Unwrap your ribs, and use a sharp knife to remove any really fatty bits. Flip the rack over and remove the membrane, if it is present, by peeling a bit up, grasping it with a paper towel, and peeling the entire sheet away.
Once your ribs are all trimmed up, rub liberally with your favorite rub, reserving a tablespoon or so for seasoning your braising sauce.
Combine 1 can pineapple juice, 2 tbsp. balsamic vinegar, 1 tbsp. minced garlic, and reserved rub. This will be your sauce for braising the ribs in the oven.
Cut a sheet of aluminum foil long enough for you to wrap your ribs completely.
Pour your newly made braising sauce in through the open end, and seal the foil tightly.
Place your wrapped and sauced ribs on a baking sheet and bake in your oven at 225 degrees for 2 1/2 hours.
Snip a hole in one corner of the foil on the upturned end. Pour the liquid into a heat-resistant vessel and cover.
Empty the reserved liquid from braising your ribs into a medium sized saucepan. Don't be alarmed if it is a strange looking conglomerate of gelatin, liquid and meaty sediments. This is good. This is flavor.
To this you will add 1/3 cup ketchup, 1/3 cup honey, 2 tbsp Worcestershire sauce, and a your favorite hot sauce to taste, I like a couple of dashes of Cholula. Whisk your ingredients together and heat over medium low heat, until reduced by half, about 30 minutes, stir every couple of minutes.
While your sauce simmers and reduces, light your charcoal and get your grill ready to receive the ribs.
Don't forget to check the sauce!
Cook your ribs on your grill, off of direct heat for 30-40 minutes. Adding a couple chunks of apple wood will really add a lot of flavor.

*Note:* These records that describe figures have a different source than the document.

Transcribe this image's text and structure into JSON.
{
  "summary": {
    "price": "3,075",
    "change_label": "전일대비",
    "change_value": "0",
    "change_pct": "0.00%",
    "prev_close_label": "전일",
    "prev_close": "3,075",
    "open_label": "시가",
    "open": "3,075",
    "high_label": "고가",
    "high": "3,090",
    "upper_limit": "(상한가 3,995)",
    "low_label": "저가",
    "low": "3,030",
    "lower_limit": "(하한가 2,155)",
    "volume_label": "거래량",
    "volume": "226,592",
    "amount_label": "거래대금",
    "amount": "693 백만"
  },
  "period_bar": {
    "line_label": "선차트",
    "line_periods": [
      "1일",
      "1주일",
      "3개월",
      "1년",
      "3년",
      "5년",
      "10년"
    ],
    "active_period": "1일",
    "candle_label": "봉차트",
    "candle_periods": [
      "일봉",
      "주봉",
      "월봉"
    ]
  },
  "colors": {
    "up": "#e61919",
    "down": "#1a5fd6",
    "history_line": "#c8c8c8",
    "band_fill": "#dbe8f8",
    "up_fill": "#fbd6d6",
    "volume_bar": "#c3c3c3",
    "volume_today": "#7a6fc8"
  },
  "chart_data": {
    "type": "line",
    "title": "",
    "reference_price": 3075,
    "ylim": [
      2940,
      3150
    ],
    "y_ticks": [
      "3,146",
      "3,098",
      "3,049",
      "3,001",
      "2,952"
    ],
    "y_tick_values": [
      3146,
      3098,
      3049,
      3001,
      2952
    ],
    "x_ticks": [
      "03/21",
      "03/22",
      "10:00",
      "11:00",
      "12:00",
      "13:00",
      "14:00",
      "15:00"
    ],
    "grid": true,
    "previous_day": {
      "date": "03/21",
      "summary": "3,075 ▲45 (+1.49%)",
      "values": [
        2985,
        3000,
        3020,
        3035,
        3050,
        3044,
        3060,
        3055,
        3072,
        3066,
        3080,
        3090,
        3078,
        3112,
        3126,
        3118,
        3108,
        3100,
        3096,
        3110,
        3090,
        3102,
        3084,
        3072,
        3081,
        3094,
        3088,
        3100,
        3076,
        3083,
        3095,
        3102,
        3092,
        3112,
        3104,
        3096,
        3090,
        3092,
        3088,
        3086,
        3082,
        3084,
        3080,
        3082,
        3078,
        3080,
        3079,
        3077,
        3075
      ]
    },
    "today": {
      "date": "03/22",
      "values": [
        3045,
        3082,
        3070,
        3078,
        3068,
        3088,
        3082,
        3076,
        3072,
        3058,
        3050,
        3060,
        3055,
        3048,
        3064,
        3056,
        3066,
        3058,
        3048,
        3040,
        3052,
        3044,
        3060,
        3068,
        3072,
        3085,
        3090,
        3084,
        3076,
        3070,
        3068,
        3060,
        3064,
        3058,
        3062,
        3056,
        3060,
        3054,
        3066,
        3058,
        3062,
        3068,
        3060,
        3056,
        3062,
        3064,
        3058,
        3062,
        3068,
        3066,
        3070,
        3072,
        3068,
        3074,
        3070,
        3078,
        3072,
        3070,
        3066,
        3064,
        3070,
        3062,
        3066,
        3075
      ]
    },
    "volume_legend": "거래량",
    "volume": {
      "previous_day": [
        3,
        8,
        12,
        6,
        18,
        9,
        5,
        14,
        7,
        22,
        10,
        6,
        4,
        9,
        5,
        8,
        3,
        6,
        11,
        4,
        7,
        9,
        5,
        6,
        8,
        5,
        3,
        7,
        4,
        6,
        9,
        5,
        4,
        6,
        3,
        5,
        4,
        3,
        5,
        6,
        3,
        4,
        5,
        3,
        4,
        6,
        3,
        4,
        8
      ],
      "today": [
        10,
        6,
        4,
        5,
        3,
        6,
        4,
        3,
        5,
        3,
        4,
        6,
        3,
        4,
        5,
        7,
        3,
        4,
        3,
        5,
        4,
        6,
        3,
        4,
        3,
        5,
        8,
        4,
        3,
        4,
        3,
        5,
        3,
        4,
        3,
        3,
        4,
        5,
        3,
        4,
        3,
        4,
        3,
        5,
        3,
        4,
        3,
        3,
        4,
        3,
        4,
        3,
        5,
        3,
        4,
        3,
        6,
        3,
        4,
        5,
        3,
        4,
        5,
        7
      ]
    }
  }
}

Avoid using hickory or mesquite, as they tend to make pork sour if over smoked.
After the ribs are heated throughout and have a good color remove from the grill and make a loose fitting tent of foil to place over the ribs until the sauce is sufficiently reduced.
Slice your ribs, drizzle with delicious home made sauce, and enjoy with plenty of napkins on hand!